Mortgage lending rebounded in May but the results may flatter to deceive, said Paul Smee, head of mortgages at UK Finance.
UK Finance (formerly CML) figures show that homebuyer borrowing climbed by 10% on April and 16% on May last year, while buy-to-let lending rose by 16% from the month before and 12% year-on-year.
But Paul Smee (pictured), head of mortgages at UK Finance, said: “The apparent strong growth in mortgage lending in May might flatter to deceive.
“The relative weakness in lending last May following the stamp duty changes makes comparisons misleading.
“The seasonally adjusted data shows a less buoyant lending picture, with homebuying activity remaining relatively unchanged month-on-month and remortgage lending gradually decreasing each month since January.
“In the summer months, we expect homebuying activity to continue with an even split between first-time buyers and homemovers but in greater numbers than in the winter months; we expect buy-to-let to remain subdued compared to its recent 2015 peak.”
John Phillips, group operations director at Just Mortgages and Spicerhaart, agreed with Smee.
He said: “At first glance it seems that the market picked up slightly, but we cannot make a fair comparison as the figures are still very much distorted by the buy-to-let stamp duty changes that were introduced in April last year.
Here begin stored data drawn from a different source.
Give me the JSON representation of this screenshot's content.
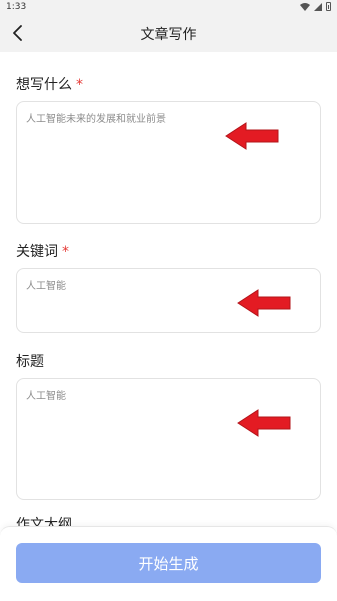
{
  "status_bar": {
    "time": "1:33"
  },
  "nav": {
    "title": "文章写作"
  },
  "form": {
    "topic_label": "想写什么",
    "topic_value": "人工智能未来的发展和就业前景",
    "keywords_label": "关键词",
    "keywords_value": "人工智能",
    "title_label": "标题",
    "title_value": "人工智能",
    "outline_label": "作文大纲",
    "required_mark": "*"
  },
  "footer": {
    "start_button_label": "开始生成"
  },
  "colors": {
    "accent": "#8aaaf2",
    "required": "#e53935",
    "arrow": "#e31b23"
  }
}
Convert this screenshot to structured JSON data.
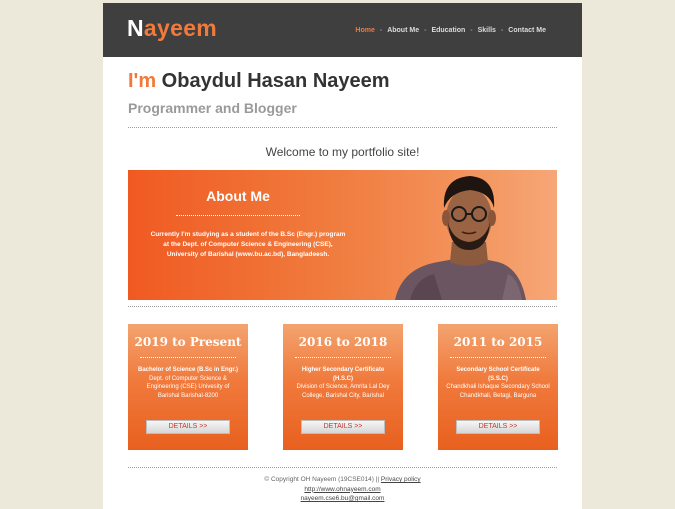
{
  "brand": {
    "first_letter": "N",
    "rest": "ayeem"
  },
  "nav": {
    "items": [
      {
        "label": "Home",
        "active": true
      },
      {
        "label": "About Me",
        "active": false
      },
      {
        "label": "Education",
        "active": false
      },
      {
        "label": "Skills",
        "active": false
      },
      {
        "label": "Contact Me",
        "active": false
      }
    ],
    "separator": "-"
  },
  "hero": {
    "im": "I'm",
    "name": "Obaydul Hasan Nayeem",
    "subtitle": "Programmer and Blogger"
  },
  "welcome": "Welcome to my portfolio site!",
  "about": {
    "title": "About Me",
    "text": "Currently I'm studying as a student of the B.Sc (Engr.) program at the Dept. of Computer Science & Engineering (CSE), University of Barishal (www.bu.ac.bd), Bangladeesh."
  },
  "education": [
    {
      "years": "2019 to Present",
      "degree": "Bachelor of Science (B.Sc in Engr.)",
      "details": "Dept. of Computer Science & Engineering (CSE) Univesity of Barishal Barishal-8200",
      "button": "DETAILS >>"
    },
    {
      "years": "2016 to 2018",
      "degree": "Higher Secondary Certificate (H.S.C)",
      "details": "Division of Science, Amrita Lal Dey College, Barishal City, Barishal",
      "button": "DETAILS >>"
    },
    {
      "years": "2011 to 2015",
      "degree": "Secondary School Certificate (S.S.C)",
      "details": "Chandkhali Ishaque Secondary School Chandkhali, Betagi, Barguna",
      "button": "DETAILS >>"
    }
  ],
  "footer": {
    "copyright": "© Copyright OH Nayeem (19CSE014) ||",
    "privacy": "Privacy policy",
    "website": "http://www.ohnayeem.com",
    "email": "nayeem.cse6.bu@gmail.com"
  },
  "colors": {
    "accent": "#f07a3c",
    "topbar": "#3f3f3f",
    "background": "#ece8da"
  }
}
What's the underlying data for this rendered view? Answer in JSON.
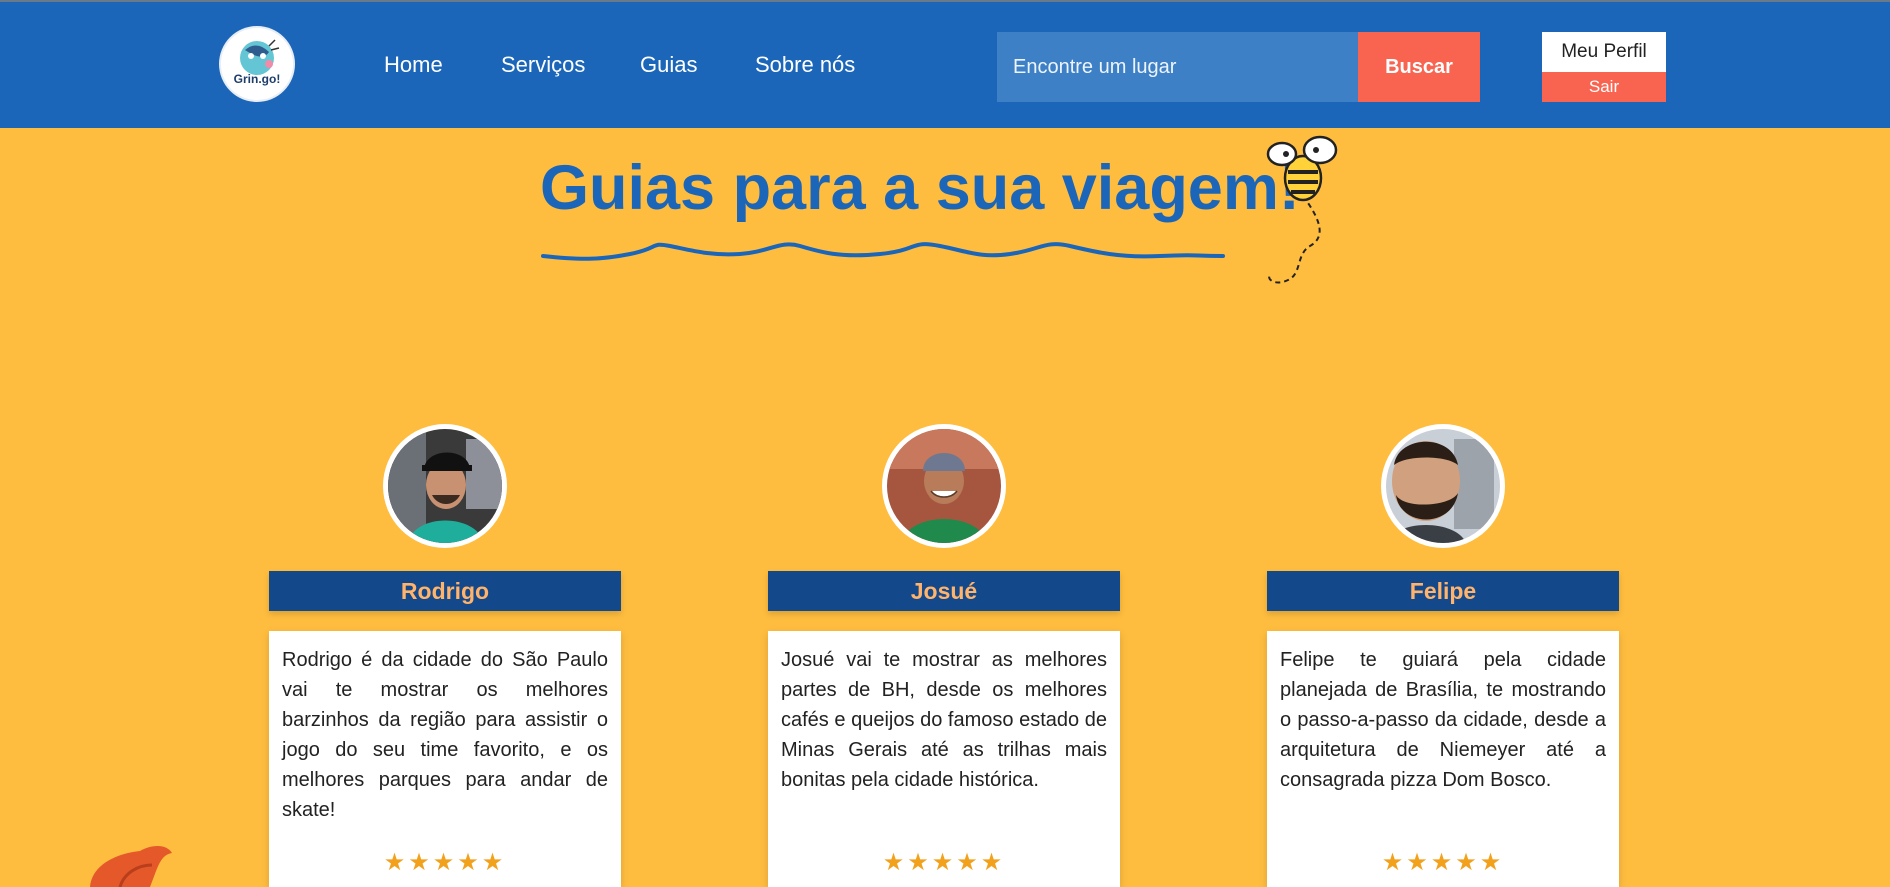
{
  "header": {
    "logo_text": "Grin.go!",
    "nav": [
      "Home",
      "Serviços",
      "Guias",
      "Sobre nós"
    ],
    "search_placeholder": "Encontre um lugar",
    "search_button": "Buscar",
    "profile_label": "Meu Perfil",
    "logout_label": "Sair"
  },
  "main": {
    "title": "Guias para a sua viagem!"
  },
  "guides": [
    {
      "name": "Rodrigo",
      "description": "Rodrigo é da cidade do São Paulo vai te mostrar os melhores barzinhos da região para assistir o jogo do seu time favorito, e os melhores parques para andar de skate!",
      "stars": "★★★★★"
    },
    {
      "name": "Josué",
      "description": "Josué vai te mostrar as melhores partes de BH, desde os melhores cafés e queijos do famoso estado de Minas Gerais até as trilhas mais bonitas pela cidade histórica.",
      "stars": "★★★★★"
    },
    {
      "name": "Felipe",
      "description": "Felipe te guiará pela cidade planejada de Brasília, te mostrando o passo-a-passo da cidade, desde a arquitetura de Niemeyer até a consagrada pizza Dom Bosco.",
      "stars": "★★★★★"
    }
  ],
  "colors": {
    "header_bg": "#1C66BA",
    "page_bg": "#FFBD3F",
    "accent": "#F96450",
    "name_bar": "#13488B",
    "name_text": "#FFB36B",
    "star": "#F2A11D"
  },
  "icons": {
    "logo": "grin-go-logo-icon",
    "bee": "bee-icon",
    "star": "star-icon"
  }
}
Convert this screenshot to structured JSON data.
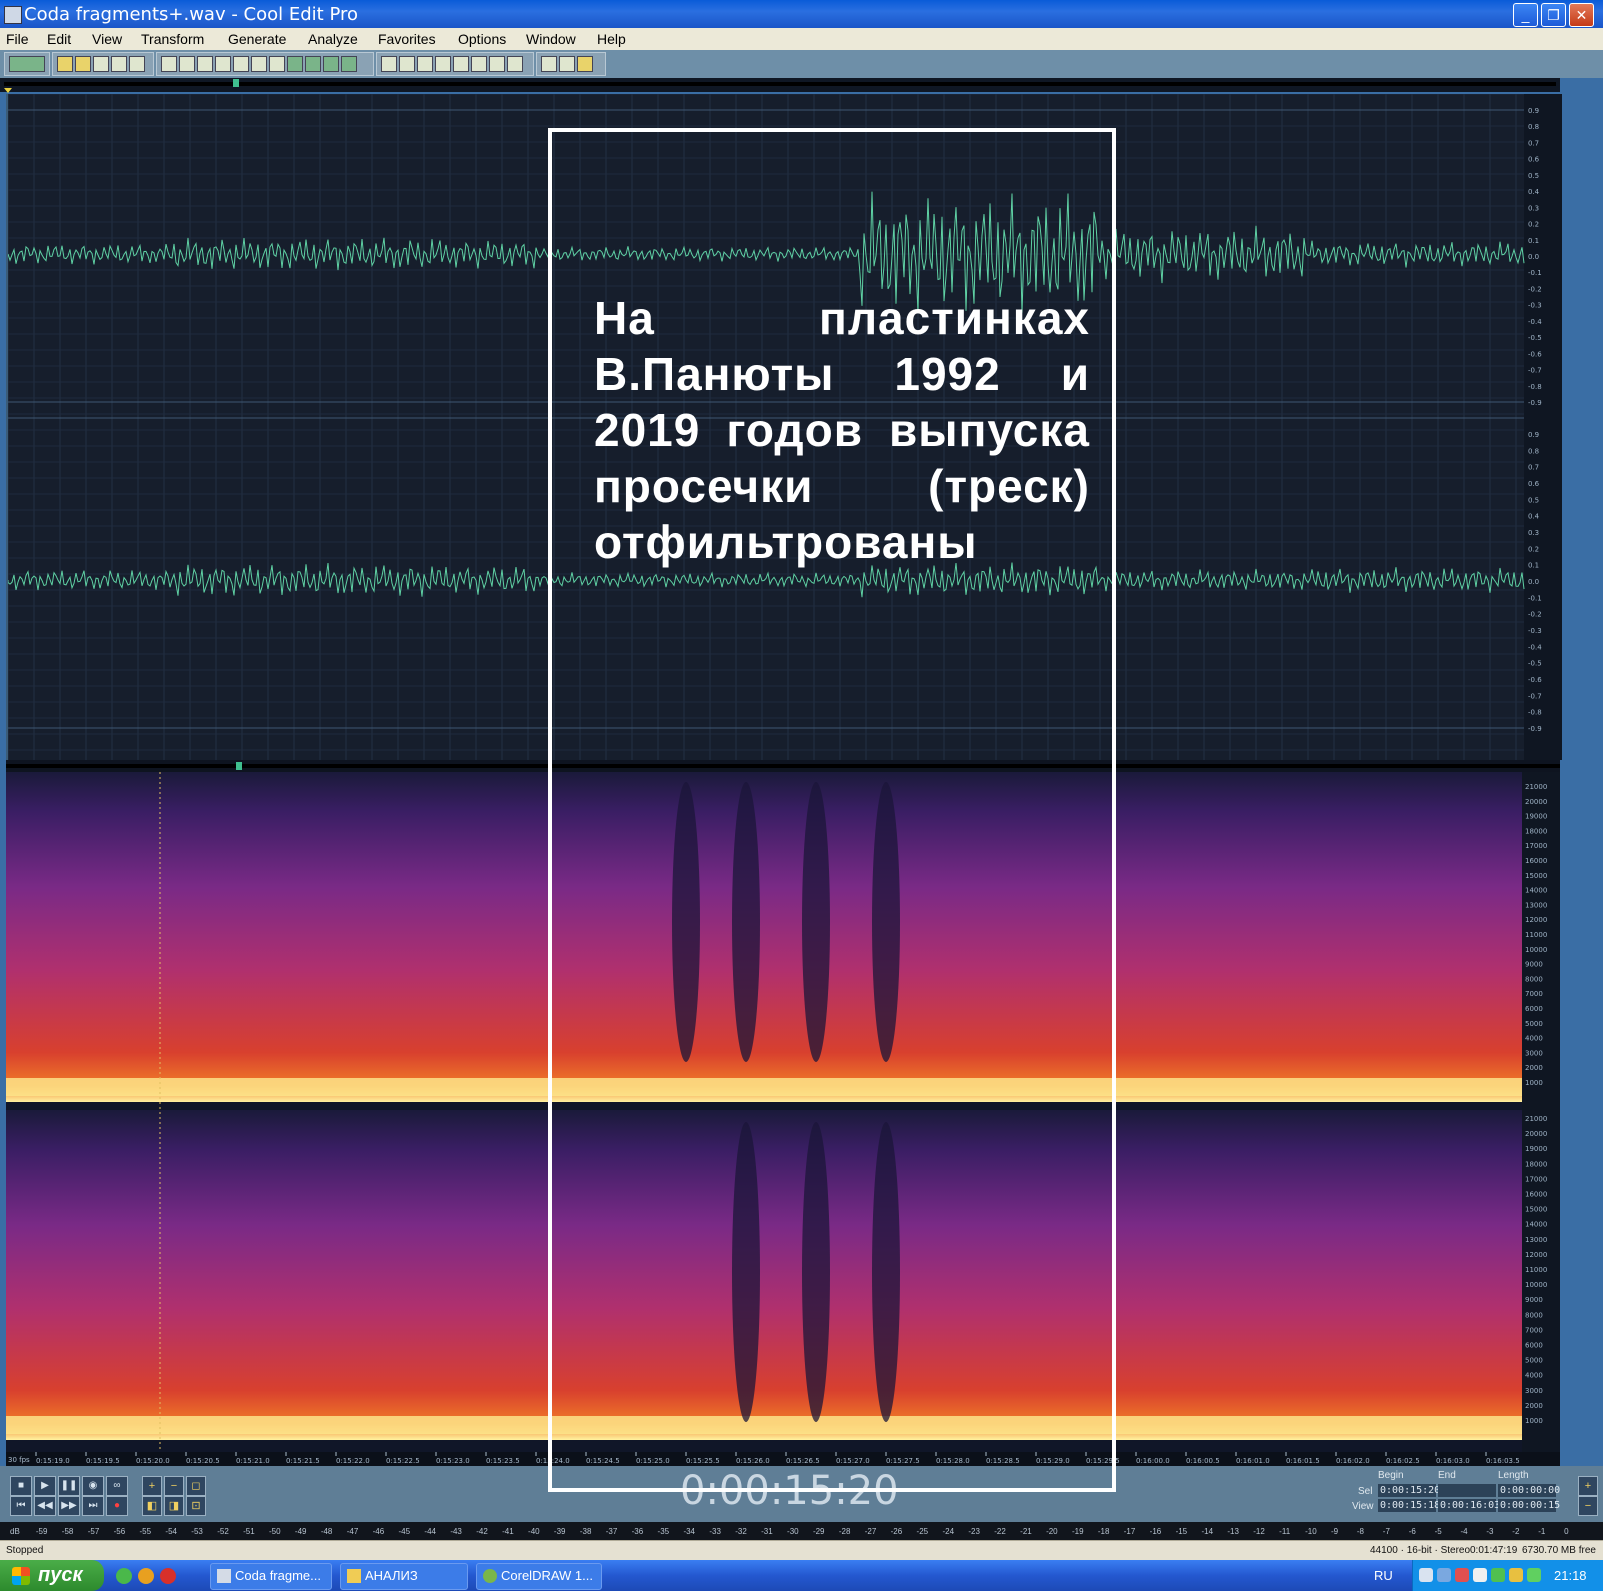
{
  "window": {
    "title": "Coda fragments+.wav - Cool Edit Pro",
    "minimize_glyph": "_",
    "restore_glyph": "❐",
    "close_glyph": "✕"
  },
  "menu": [
    "File",
    "Edit",
    "View",
    "Transform",
    "Generate",
    "Analyze",
    "Favorites",
    "Options",
    "Window",
    "Help"
  ],
  "waveform": {
    "amplitude_ticks": [
      "0.9",
      "0.8",
      "0.7",
      "0.6",
      "0.5",
      "0.4",
      "0.3",
      "0.2",
      "0.1",
      "0.0",
      "-0.1",
      "-0.2",
      "-0.3",
      "-0.4",
      "-0.5",
      "-0.6",
      "-0.7",
      "-0.8",
      "-0.9"
    ]
  },
  "spectral": {
    "freq_ticks": [
      "21000",
      "20000",
      "19000",
      "18000",
      "17000",
      "16000",
      "15000",
      "14000",
      "13000",
      "12000",
      "11000",
      "10000",
      "9000",
      "8000",
      "7000",
      "6000",
      "5000",
      "4000",
      "3000",
      "2000",
      "1000"
    ]
  },
  "ruler": {
    "prefix": "30 fps",
    "labels": [
      "0:15:19.0",
      "0:15:19.5",
      "0:15:20.0",
      "0:15:20.5",
      "0:15:21.0",
      "0:15:21.5",
      "0:15:22.0",
      "0:15:22.5",
      "0:15:23.0",
      "0:15:23.5",
      "0:15:24.0",
      "0:15:24.5",
      "0:15:25.0",
      "0:15:25.5",
      "0:15:26.0",
      "0:15:26.5",
      "0:15:27.0",
      "0:15:27.5",
      "0:15:28.0",
      "0:15:28.5",
      "0:15:29.0",
      "0:15:29.5",
      "0:16:00.0",
      "0:16:00.5",
      "0:16:01.0",
      "0:16:01.5",
      "0:16:02.0",
      "0:16:02.5",
      "0:16:03.0",
      "0:16:03.5"
    ]
  },
  "transport": {
    "buttons": [
      "■",
      "▶",
      "❚❚",
      "◉",
      "∞",
      "⏮",
      "◀◀",
      "▶▶",
      "⏭",
      "●"
    ]
  },
  "time_display": "0:00:15:20",
  "selection": {
    "headers": {
      "begin": "Begin",
      "end": "End",
      "length": "Length"
    },
    "sel": {
      "label": "Sel",
      "begin": "0:00:15:20",
      "end": "",
      "length": "0:00:00:00"
    },
    "view": {
      "label": "View",
      "begin": "0:00:15:18",
      "end": "0:00:16:03",
      "length": "0:00:00:15"
    }
  },
  "level_meter": {
    "labels": [
      "dB",
      "-59",
      "-58",
      "-57",
      "-56",
      "-55",
      "-54",
      "-53",
      "-52",
      "-51",
      "-50",
      "-49",
      "-48",
      "-47",
      "-46",
      "-45",
      "-44",
      "-43",
      "-42",
      "-41",
      "-40",
      "-39",
      "-38",
      "-37",
      "-36",
      "-35",
      "-34",
      "-33",
      "-32",
      "-31",
      "-30",
      "-29",
      "-28",
      "-27",
      "-26",
      "-25",
      "-24",
      "-23",
      "-22",
      "-21",
      "-20",
      "-19",
      "-18",
      "-17",
      "-16",
      "-15",
      "-14",
      "-13",
      "-12",
      "-11",
      "-10",
      "-9",
      "-8",
      "-7",
      "-6",
      "-5",
      "-4",
      "-3",
      "-2",
      "-1",
      "0"
    ]
  },
  "status": {
    "state": "Stopped",
    "format": "44100 · 16-bit · Stereo",
    "duration": "0:01:47:19",
    "free_space": "6730.70 MB free"
  },
  "taskbar": {
    "start_label": "пуск",
    "items": [
      "Coda fragme...",
      "АНАЛИЗ",
      "CorelDRAW 1..."
    ],
    "lang": "RU",
    "clock": "21:18"
  },
  "caption": {
    "lines": [
      "На пластинках",
      "В.Панюты 1992 и",
      "2019 годов выпуска",
      "просечки (треск)",
      "отфильтрованы"
    ]
  }
}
“However, the interest rate hike is building and lenders have warned that rates may not go any lower.
“Therefore, with many homeowners now facing the end of the low interest golden age, it’s possible that more borrowers will take advantage of the low interest environment while they can.”
Other areas of lending also experienced an uptick.
Homemover borrowing saw an 11% increase on the month before and 22% year-on-year.
First-time buyer borrowing rose by 12% month-on-month and year-on-year.
And remortgage lending rose by 10% from April 2017 and 12% from May 2016.
Mark Harris, chief executive of mortgage broker SPF Private Clients, said: ‘It is steady as she goes for the mortgage market with no real uptick in lending in May.
“Buy-to-let remains subdued but there is no real surprise there as landlords get to grips with tougher mortgage criteria, higher stamp duty and less favourable tax breaks.
“It is a surprise that more people aren’t remortgaging, given the low rates available but it is often the case that borrowers aren’t motivated to remortgage until rates are actually rising - by which point they have missed the cheapest deals.”
Jonathan Sealey, chief executive of Hope Capital, said: “UK Finance recently cut the buy-to-let lending forecasts amid a ‘stalled’ mortgage market.
“This highlights how damage has been inflicted on the buy-to-let market thanks to the changes in stamp duty, the phasing out of interest rate tax relief, and the lack of new homes coming to the market hasn’t helped in terms of home mover activity.
“However, first-time buyers are once again fuelling the market, borrowing £4.7bn, up on last month and May 2016, suggesting that more of these borrowers are taking full advantage of the competitive rates.
“Therefore, amid the low interest environment, it seems that borrowing continues to remain attractive to many, particularly those looking to take their first steps onto the property ladder, and it is these buyers who will help to keep the market buoyant.”